With the CPU load based scheduling method, each traffic processing blade must have the same processing capability for each application and the CPU usage assigned to each application must be stable and the disk I/O rate, transmission bandwidth of all traffic processing blades must also be the same. Otherwise the quality of service of an application on one blade might be worse than the other blades. For example, in FIG. 3, the traffic processing blade D is configured to write trace files upon receiving requests and the other traffic processing blades are configured only to receive requests and send responses. As the disk I/O takes long response time, the CPU usage of the traffic processing blade D is less than the other traffic processing blades, so more customer requests are distributed to the traffic processing blade D by the CPU load based scheduling method.

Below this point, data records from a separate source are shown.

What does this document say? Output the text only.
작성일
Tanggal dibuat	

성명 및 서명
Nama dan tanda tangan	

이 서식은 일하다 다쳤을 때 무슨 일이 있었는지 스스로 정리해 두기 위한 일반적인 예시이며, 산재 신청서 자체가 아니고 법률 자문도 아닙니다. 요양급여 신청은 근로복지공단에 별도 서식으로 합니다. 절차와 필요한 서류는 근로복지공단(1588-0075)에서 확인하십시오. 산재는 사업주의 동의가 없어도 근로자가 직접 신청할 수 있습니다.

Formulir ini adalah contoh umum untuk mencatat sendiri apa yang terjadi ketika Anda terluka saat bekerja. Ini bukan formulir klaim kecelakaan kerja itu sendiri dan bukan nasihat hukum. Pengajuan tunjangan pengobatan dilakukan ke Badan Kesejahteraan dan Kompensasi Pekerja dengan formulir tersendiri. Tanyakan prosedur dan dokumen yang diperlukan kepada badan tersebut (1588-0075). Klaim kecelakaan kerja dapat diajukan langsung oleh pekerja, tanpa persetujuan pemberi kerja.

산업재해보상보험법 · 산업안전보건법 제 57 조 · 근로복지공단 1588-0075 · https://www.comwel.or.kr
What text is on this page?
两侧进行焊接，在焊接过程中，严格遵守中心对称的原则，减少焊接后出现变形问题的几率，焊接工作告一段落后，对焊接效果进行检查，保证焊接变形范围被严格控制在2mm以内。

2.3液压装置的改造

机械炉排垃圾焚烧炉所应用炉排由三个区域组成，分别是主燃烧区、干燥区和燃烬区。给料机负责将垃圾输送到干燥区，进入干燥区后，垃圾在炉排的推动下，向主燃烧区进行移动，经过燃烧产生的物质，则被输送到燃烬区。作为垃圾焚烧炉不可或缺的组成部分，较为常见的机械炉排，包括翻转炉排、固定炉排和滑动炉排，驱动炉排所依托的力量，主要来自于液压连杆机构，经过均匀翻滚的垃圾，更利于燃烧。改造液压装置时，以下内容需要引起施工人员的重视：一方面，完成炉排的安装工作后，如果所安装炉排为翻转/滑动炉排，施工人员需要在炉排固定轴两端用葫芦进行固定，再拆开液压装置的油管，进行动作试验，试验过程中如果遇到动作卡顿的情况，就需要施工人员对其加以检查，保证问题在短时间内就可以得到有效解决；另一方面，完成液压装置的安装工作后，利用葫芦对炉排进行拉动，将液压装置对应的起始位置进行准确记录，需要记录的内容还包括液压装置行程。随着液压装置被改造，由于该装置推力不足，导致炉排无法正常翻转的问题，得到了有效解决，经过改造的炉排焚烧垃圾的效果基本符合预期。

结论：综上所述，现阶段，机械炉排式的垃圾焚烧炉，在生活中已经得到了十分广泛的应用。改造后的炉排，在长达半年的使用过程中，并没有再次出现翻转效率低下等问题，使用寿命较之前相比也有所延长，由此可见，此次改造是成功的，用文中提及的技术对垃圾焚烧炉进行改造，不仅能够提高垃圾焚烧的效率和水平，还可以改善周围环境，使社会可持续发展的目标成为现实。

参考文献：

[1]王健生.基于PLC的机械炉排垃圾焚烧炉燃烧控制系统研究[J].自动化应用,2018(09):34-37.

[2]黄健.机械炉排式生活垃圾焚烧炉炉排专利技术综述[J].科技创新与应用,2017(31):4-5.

Thus, if 1% requests coming to the traffic processing blade D are rejected because of queue length overflow while the other traffic processing blades have no requests failed, since the requests to the traffic processing blade D are more than those to the other traffic processing blades, the quality of service of the whole ATCA equipment is in the level of 1E-2 though the other traffic processing blades have better quality of service and processing capability.
So if the CPU usages of all traffic processing blades being balanced is the objective, it may result in some applications on some traffic processing blades have worse quality of service than the applications on the other traffic processing blades. But for the customers, the quality of service of the whole ATCA equipment is the most important; the degradation of the quality of service on one of these traffic processing blades can result in the conclusion that the quality of service of the whole ATCA equipment is degraded. The similar problems also exist for the Round Robin method and the Weighted Round Robin method.